La classe moyenne grecque, impactée par les réformes, est contrainte de vendre, voire de brader les appartements, confie l'agent immobilier. "Dans certains cas, il y a 60% de baisse", souffle l'agent. Alors c'est peut-être là que le public étranger pourra dénicher la perle rare. A deux pas du stade de Marbre, à Athènes, une retraitée française s'est offert un 50 m² pour la bagatelle de 50.000 euros. "je rencontre une dizaine de personnes par an tentées par cette aventure", souffle Patrick Tkatschenko.

En se dirigeant dans les quartiers huppés de la capitale, la baisse des prix amorcée en  2009 se confirme aussi. A l'instar de Kolonaki, au centre d'Athènes, avec des prix qui ont chuté de 40% en 6 ans. "Avant, on ne vendait rien en dessous de 3000 euros le m2, maintenant on est à 1200 euros le m2", détaille Patrick Tkatschenko. "Dans les quartiers cotés, on était à 5000 euros le mètre carré en 2009, maintenant on est plus entre 2500 et 3000 euros", ajoute Nicolas Mugni.

Même les banlieues du sud d'Athènes, prisées car en bord de mer, à l'instar de Paleó Fáliro ou de la très bling-bling Glyfáda ont vu leurs prix dégringoler en quelques années : entre 1000 et 2000 euros le m², soit une baisse de 50%.

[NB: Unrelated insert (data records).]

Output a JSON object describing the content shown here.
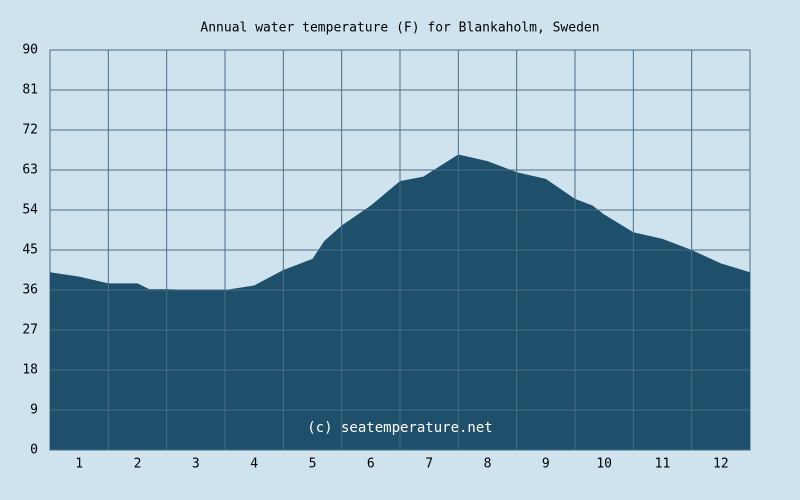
{
  "chart_data": {
    "type": "area",
    "title": "Annual water temperature (F) for Blankaholm, Sweden",
    "annotation": "(c) seatemperature.net",
    "x": [
      0.5,
      1.0,
      1.5,
      2.0,
      2.2,
      2.5,
      3.0,
      3.5,
      4.0,
      4.5,
      5.0,
      5.2,
      5.5,
      6.0,
      6.5,
      6.9,
      7.2,
      7.5,
      8.0,
      8.5,
      9.0,
      9.5,
      9.8,
      10.0,
      10.5,
      11.0,
      11.5,
      12.0,
      12.5
    ],
    "values": [
      40,
      39,
      37.5,
      37.5,
      36.2,
      36.2,
      36,
      36,
      37,
      40.5,
      43,
      47,
      50.5,
      55,
      60.5,
      61.5,
      64,
      66.5,
      65,
      62.5,
      61,
      56.5,
      55,
      53,
      49,
      47.5,
      45,
      42,
      40
    ],
    "color": "#1e4f6b",
    "xlim": [
      0.5,
      12.5
    ],
    "xticks": [
      1,
      2,
      3,
      4,
      5,
      6,
      7,
      8,
      9,
      10,
      11,
      12
    ],
    "ylim": [
      0,
      90
    ],
    "yticks": [
      0,
      9,
      18,
      27,
      36,
      45,
      54,
      63,
      72,
      81,
      90
    ],
    "grid": true
  }
}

L'immobilier suspendu à un nouvel accord européen

Si les étrangers peuvent doper l'immobilier, notamment par les mesures incitatives instaurées à l'instar du Golden Visa qui permettent d'attirer les capitaux étrangers en Grèce, les Hellènes eux n'achètent plus. "Les gens sont contraints de vendre car ils n'ont plus d'argent pour vivre et pour payer les taxes", observe Maître Athanassios Dragios, notaire à Athènes. Depuis 5 ans, les biens achetés diminuent, mais cette année 2015 est d'ores et déjà la plus noire. Et pourtant, la Banque nationale grecque note que les prix ont baissé de 40% ces cinq dernières années, assure le notaire.

Dans son étude, même les clients étrangers se font discrets. "J'ai quelques contrats avec eux, mais même eux ne se pressent pas". L'heure est à l'attentisme. "Si on trouve une solution au mois de septembre (à la crise), on va pouvoir retravailler sérieusement. Les Grecs vont aussi reprendre confiance dans le marché immobilier", souhaite Athanassios Dragios. Pour le moment, "on attend, et on espère".